How do our wants change over time?
Wants can change over time due to our income, age, advancements in technology and social trends.
What are the four questions all economies need to answer in terms of resolving the economic problem?
1) What to produce?
2) How much to produce?
3) How to produce?
4) How to distribute production?
What is the conflict regarding the 4th question (recall what the question was).
How to distribute production.
Each economy must decide if it wants a more equitable (even) distribution of production OR a more inequitable (uneven) distribution of production. This is a difficult question as there is often a conflict between equity and efficiency - more efficient systems produce less equitable solutions.
What is meant by “opportunity cost?”
The potential forgone profit as a result of choosing one option over another.
With examples, explain how opportunity cost is experienced by all 3 groups in an economy.
- Individual: The individual consumer with limited resources (dependent on their income) may have to choose between a new car or a holiday for the family. If they choose the car, the real cost is the overseas travel that they have to forgo.

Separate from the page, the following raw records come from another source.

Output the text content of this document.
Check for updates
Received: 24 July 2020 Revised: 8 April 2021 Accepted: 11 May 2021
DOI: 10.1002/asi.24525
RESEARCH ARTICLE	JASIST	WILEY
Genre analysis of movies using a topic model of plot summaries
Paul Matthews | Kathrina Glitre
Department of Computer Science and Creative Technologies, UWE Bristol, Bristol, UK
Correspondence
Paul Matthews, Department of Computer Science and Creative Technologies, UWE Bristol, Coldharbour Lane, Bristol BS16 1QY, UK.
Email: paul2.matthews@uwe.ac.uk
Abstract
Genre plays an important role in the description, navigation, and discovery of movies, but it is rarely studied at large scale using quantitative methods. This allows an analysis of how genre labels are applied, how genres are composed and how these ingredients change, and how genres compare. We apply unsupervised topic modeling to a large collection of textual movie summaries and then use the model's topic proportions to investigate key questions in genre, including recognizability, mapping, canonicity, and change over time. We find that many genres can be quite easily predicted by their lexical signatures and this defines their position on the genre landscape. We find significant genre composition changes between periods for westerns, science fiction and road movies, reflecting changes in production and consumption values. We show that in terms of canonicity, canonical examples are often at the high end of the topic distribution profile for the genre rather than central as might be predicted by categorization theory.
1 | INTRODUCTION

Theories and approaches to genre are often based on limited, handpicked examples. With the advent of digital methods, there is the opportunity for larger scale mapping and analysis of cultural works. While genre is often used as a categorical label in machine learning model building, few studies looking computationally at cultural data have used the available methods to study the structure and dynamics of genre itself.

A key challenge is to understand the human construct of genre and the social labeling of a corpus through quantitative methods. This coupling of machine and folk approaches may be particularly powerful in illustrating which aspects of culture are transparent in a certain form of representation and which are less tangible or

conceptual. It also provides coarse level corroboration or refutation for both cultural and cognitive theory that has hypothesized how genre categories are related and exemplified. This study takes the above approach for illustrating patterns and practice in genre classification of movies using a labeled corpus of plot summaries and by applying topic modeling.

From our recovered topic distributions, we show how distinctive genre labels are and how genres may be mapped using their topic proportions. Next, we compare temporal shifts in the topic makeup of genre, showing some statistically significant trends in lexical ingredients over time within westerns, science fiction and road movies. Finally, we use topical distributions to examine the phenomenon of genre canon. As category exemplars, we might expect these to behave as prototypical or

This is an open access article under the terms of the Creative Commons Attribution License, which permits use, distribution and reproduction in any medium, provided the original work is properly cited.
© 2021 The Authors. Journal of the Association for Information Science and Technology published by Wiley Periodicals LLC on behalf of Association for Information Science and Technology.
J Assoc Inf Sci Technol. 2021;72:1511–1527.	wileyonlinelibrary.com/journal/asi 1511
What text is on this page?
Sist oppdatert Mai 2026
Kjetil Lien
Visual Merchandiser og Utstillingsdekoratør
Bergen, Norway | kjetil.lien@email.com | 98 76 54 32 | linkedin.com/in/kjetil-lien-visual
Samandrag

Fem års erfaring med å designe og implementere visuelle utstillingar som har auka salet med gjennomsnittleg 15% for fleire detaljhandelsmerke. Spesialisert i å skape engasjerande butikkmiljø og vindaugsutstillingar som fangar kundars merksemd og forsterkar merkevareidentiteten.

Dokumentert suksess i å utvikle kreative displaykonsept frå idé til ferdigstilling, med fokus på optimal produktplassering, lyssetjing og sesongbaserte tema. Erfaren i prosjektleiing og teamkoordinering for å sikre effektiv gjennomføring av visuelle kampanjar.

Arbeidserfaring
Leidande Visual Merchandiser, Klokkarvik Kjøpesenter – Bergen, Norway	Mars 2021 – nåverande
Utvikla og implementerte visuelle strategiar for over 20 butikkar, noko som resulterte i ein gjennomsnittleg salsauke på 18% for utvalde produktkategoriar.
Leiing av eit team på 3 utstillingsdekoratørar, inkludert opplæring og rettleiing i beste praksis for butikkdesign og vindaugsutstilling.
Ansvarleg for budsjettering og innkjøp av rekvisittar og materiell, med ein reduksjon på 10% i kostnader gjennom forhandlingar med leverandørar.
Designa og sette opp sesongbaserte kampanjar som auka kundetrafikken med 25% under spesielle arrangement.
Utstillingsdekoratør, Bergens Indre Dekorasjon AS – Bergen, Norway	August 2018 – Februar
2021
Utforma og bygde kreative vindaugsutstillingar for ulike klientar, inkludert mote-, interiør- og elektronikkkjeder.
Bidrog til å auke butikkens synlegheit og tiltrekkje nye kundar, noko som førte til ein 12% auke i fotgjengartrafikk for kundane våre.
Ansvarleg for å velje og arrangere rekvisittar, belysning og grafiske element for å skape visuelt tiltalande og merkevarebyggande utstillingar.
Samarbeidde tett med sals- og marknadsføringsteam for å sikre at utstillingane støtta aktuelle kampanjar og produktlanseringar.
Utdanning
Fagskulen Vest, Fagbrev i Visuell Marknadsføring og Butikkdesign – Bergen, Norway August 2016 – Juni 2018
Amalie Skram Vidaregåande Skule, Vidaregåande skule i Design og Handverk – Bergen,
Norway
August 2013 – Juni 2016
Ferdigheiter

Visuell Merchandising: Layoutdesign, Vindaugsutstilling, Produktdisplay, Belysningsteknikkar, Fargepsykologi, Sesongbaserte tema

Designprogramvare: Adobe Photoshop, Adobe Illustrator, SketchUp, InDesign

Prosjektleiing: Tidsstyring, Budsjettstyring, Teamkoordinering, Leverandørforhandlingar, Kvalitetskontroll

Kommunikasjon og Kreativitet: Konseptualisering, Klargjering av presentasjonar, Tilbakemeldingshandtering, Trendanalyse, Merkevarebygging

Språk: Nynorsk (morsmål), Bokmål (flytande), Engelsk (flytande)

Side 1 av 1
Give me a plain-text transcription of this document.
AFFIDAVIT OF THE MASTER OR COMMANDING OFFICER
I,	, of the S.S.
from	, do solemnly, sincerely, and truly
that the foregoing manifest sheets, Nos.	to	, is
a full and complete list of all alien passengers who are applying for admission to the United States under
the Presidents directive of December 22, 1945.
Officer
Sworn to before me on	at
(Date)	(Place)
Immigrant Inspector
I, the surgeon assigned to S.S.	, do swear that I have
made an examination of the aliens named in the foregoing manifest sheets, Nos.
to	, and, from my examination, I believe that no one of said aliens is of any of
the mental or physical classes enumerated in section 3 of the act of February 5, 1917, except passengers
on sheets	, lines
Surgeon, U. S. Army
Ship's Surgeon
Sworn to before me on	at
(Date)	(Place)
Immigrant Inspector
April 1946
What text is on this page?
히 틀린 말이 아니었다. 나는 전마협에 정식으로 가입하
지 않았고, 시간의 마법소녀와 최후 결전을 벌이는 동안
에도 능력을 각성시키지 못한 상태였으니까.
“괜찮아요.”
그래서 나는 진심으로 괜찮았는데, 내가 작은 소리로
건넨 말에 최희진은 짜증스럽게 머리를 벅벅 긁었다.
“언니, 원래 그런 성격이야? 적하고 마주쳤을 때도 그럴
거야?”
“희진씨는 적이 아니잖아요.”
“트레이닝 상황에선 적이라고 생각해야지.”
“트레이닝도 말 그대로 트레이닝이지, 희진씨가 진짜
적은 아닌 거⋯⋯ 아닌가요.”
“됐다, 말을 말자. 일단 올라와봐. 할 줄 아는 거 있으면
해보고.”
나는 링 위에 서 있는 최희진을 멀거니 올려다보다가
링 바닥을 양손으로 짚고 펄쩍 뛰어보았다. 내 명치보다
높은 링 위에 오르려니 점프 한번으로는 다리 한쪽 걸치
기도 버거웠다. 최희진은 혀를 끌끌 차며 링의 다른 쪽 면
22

- Business firm: The business firm must also make a choice in the allocation of its scarce resources. An entrepreneur who decides to produce a computer gives up the opportunity to produce something else – such as electrical appliances – with those resources.
- The government has limited resources that it can use to satisfy community wants. If the government allocates resources to constructing a new fleet of submarines, it may be at the expense of a new motorway or airport.
List examples of government intervention in an economy (which makes all economies mixed these days).
- Setting minimum wages.
- Social welfare programs (e.g Centrelink).
- Setting regulations and policies (e.g first home owner grant).